Radiologic investigations often narrow the differential diagnosis. Chest radiographs may reveal interstitial pulmonary infiltrates. CT thorax may reveal diffuse or patchy groundglass opacity, consolidation, or fine nodular opacity. Six different radiologic patterns have previously been described as suggestive of drug-related interstitial lung disease [7,11,12]. The hypersensitivity reaction pattern is described as diffuse homogenous or widespread opacity, represented by groundglass attenuation. This pattern lacks traction bronchiectasis and structural distortion. The interstitial pneumonia pattern displays ground-glass attenuation and irregular linear or reticular areas of attenuation with associated bronchiectasis and bronchiolectasis. The cryptogenic-organizing pneumonia (pattern is associated with non-segmental abnormal opacities resembling consolidation in a sub pleural or peribronchovascular distribution. The nodular pattern presents as diffuse fine nodular opacities along the bronchovascular bundle. The peribronchovascular bundle pattern, which can be described as patchy ground glass changes predominantly affecting the bronchovascular bundle. The final radiologic pattern is termed the diffuse alveolar damage pattern [7]. Our patient’s imaging was suggestive of the hypersensitivity type of reaction.

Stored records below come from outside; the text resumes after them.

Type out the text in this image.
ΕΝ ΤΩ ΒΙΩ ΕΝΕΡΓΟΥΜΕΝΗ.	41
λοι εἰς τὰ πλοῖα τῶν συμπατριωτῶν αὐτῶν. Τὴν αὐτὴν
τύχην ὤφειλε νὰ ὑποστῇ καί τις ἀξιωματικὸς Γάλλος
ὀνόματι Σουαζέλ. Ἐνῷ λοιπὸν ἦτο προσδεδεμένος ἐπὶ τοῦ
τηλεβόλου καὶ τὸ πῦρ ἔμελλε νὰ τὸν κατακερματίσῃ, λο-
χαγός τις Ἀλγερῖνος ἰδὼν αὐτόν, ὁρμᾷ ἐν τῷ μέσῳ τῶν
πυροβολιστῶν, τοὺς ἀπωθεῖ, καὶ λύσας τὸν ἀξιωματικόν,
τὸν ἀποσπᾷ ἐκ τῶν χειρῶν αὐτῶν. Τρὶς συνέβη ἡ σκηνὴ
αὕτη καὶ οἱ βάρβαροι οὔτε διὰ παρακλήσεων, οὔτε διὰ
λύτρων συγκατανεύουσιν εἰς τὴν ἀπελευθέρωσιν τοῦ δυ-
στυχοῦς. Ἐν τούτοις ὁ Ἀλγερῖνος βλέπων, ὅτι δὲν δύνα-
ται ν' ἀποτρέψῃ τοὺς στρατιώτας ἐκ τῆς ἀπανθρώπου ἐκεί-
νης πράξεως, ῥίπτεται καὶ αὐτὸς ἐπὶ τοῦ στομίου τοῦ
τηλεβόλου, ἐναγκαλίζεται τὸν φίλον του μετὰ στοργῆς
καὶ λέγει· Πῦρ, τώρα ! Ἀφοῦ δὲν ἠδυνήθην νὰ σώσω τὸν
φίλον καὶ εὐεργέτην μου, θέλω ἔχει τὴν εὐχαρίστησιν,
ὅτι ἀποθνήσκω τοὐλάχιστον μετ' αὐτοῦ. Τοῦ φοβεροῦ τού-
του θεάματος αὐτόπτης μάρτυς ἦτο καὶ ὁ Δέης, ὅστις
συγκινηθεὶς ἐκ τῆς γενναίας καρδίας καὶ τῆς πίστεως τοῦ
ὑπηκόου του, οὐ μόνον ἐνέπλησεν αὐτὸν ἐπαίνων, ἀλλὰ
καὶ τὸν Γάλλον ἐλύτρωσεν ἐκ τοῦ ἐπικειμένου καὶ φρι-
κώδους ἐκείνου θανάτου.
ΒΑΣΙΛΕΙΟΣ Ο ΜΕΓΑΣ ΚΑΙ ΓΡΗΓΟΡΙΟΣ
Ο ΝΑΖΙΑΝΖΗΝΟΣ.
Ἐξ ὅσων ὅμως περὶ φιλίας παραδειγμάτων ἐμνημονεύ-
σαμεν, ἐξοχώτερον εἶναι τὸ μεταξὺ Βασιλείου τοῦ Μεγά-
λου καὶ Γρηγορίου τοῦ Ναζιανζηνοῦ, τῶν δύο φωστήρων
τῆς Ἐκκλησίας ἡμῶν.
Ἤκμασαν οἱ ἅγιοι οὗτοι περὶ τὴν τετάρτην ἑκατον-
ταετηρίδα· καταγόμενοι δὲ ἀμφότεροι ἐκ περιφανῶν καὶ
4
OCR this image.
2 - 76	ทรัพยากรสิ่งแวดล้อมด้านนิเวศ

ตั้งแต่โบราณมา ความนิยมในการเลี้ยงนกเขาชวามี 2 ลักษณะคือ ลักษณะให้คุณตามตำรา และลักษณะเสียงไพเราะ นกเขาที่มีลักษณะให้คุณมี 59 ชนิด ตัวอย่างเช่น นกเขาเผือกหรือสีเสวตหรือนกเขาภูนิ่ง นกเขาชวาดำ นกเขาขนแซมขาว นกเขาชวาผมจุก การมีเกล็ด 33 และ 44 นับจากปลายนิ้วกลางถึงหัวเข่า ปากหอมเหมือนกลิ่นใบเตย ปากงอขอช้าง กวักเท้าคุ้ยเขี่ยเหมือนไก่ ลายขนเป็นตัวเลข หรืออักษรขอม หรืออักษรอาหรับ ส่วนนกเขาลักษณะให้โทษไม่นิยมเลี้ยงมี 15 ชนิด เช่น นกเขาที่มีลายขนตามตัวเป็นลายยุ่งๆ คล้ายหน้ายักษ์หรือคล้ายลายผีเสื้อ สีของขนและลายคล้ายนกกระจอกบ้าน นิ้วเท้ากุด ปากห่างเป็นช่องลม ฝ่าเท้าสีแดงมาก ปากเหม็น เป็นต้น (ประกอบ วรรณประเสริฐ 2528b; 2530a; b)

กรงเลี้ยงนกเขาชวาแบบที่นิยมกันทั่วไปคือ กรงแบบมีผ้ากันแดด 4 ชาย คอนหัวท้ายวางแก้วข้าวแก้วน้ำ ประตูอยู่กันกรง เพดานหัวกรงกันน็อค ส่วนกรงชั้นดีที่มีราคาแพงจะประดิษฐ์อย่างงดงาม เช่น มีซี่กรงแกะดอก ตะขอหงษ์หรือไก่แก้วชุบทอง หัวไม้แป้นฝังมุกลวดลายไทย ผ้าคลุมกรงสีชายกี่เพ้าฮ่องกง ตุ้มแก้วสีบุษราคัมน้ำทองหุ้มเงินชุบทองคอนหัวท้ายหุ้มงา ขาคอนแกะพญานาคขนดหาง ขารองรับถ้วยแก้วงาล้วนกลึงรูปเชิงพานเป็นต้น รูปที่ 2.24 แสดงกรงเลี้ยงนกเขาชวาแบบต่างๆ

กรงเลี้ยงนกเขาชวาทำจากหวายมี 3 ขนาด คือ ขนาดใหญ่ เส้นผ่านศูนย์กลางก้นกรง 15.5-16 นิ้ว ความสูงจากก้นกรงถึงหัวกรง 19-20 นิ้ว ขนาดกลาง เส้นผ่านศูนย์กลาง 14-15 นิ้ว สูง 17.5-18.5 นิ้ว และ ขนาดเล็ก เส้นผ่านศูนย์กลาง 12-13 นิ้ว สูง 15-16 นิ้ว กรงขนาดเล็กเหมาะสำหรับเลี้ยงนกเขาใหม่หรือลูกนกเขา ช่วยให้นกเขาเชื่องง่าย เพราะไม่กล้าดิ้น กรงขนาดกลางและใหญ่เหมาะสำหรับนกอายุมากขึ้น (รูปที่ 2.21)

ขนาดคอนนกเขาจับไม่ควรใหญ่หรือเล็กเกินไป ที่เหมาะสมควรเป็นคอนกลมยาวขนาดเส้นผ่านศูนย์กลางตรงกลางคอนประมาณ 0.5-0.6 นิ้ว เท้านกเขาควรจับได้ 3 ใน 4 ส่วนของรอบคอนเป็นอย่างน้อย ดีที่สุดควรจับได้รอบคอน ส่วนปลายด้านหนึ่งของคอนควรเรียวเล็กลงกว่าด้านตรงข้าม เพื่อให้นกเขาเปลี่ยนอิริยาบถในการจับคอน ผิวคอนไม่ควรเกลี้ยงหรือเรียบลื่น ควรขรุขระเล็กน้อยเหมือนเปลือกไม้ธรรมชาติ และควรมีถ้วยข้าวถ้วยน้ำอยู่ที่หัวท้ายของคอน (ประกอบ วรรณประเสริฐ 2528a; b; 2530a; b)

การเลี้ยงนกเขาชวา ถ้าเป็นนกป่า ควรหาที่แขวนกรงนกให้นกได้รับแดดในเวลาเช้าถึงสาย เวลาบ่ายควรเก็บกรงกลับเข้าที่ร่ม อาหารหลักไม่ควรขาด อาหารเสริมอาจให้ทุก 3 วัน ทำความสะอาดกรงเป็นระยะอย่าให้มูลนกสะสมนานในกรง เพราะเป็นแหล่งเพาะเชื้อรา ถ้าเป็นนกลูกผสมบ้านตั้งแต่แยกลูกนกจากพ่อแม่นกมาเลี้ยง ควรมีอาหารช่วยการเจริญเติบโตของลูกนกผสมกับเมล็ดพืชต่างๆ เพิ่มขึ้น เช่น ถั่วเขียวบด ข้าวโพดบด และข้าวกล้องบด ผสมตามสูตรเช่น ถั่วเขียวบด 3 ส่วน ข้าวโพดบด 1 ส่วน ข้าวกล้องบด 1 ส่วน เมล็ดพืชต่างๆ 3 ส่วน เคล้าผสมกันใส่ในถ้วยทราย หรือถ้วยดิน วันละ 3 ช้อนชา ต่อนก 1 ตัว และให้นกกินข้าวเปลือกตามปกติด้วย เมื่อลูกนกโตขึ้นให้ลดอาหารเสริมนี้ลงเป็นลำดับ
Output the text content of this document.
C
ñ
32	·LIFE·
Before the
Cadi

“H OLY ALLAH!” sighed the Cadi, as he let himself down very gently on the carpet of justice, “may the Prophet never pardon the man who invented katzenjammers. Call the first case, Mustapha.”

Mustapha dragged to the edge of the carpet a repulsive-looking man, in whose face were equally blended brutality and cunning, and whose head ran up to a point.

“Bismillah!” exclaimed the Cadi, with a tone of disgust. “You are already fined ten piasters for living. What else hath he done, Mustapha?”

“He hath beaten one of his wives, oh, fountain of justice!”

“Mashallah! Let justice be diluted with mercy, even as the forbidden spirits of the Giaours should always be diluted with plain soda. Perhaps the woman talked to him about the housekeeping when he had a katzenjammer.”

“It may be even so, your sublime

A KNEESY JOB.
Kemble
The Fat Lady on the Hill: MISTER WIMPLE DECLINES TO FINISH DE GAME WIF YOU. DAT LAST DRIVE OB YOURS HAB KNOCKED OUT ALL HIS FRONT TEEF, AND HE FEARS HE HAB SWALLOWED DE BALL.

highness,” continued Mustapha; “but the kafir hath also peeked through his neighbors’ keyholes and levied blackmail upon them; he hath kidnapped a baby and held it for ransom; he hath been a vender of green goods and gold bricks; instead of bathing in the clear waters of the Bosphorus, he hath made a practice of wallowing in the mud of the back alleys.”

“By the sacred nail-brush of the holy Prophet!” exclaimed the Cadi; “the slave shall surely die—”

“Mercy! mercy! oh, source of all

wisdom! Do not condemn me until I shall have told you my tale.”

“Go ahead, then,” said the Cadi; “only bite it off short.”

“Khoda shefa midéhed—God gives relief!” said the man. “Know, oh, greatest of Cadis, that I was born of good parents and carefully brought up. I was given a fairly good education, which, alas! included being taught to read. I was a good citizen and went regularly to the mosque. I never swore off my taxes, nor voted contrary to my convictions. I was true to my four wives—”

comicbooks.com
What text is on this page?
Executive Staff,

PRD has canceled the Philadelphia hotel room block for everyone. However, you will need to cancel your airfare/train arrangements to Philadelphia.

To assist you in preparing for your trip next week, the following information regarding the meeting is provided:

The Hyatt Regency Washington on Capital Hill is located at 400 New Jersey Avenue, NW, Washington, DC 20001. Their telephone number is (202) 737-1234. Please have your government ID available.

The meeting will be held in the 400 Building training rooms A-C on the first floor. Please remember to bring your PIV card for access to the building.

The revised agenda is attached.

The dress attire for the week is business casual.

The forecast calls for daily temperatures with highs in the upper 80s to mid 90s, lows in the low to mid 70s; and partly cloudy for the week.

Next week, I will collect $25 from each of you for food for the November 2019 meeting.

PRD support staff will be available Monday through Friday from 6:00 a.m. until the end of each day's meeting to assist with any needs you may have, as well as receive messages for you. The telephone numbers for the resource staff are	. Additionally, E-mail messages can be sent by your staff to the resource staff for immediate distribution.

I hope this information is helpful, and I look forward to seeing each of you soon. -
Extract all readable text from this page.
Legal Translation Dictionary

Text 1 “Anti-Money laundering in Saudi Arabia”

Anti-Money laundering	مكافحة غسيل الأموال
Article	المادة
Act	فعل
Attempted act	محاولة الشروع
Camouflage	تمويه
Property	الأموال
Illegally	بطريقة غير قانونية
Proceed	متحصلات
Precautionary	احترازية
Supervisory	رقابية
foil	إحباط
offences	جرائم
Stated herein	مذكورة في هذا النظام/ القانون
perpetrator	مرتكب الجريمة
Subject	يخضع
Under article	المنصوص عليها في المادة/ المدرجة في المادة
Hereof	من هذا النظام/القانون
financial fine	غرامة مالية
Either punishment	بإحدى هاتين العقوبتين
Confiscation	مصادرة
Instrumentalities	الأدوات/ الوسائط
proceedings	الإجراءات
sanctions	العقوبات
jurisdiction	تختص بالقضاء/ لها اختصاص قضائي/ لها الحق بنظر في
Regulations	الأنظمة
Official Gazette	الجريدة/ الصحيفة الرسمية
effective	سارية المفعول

Pathological examination may show interstitial pneumonitis and fibrosis, destruction of alveolar septa, lymphocytic alveolitis, plasma cell infiltrates, or type II pneumocyte hyperplasia.

The mechanism of interstitial lung diseases remains speculative. It is thought to be the result of an immune complexmediated reaction involving T cells and cytokines. If allowed to progress, the inflammation can extend to interstitium and its capillaries, leading to pneumosclerosis, alveolar deformation and disturbances of lung diffusion capacity [4]. In addition, it has been postulated that imatinib may aggravate interstitial pneumonitis by inhibiting PDGF tyrosine kinase, which leads to acute lung injury [13,14].

Management of drug-induced pneumonitis involves immediate discontinuation of the offending agent. Administration of corticosteroids is optional depending on the severity of the patient complaints and clinical signs. Serial imaging may be required to ensure resolution. A re-challenge with imatinib may be considered when the patient has displayed improvement both clinically and radiologically [5,15].

Conclusion

Drug-induced pneumonitis is a rare complication of imatinib treatment. Initial diagnosis may be challenging due to nonspecific signs and symptoms, and may be mistaken for more common infectious differentials. Thus awareness and clinical suspicion is paramount for early detection and appropriate management.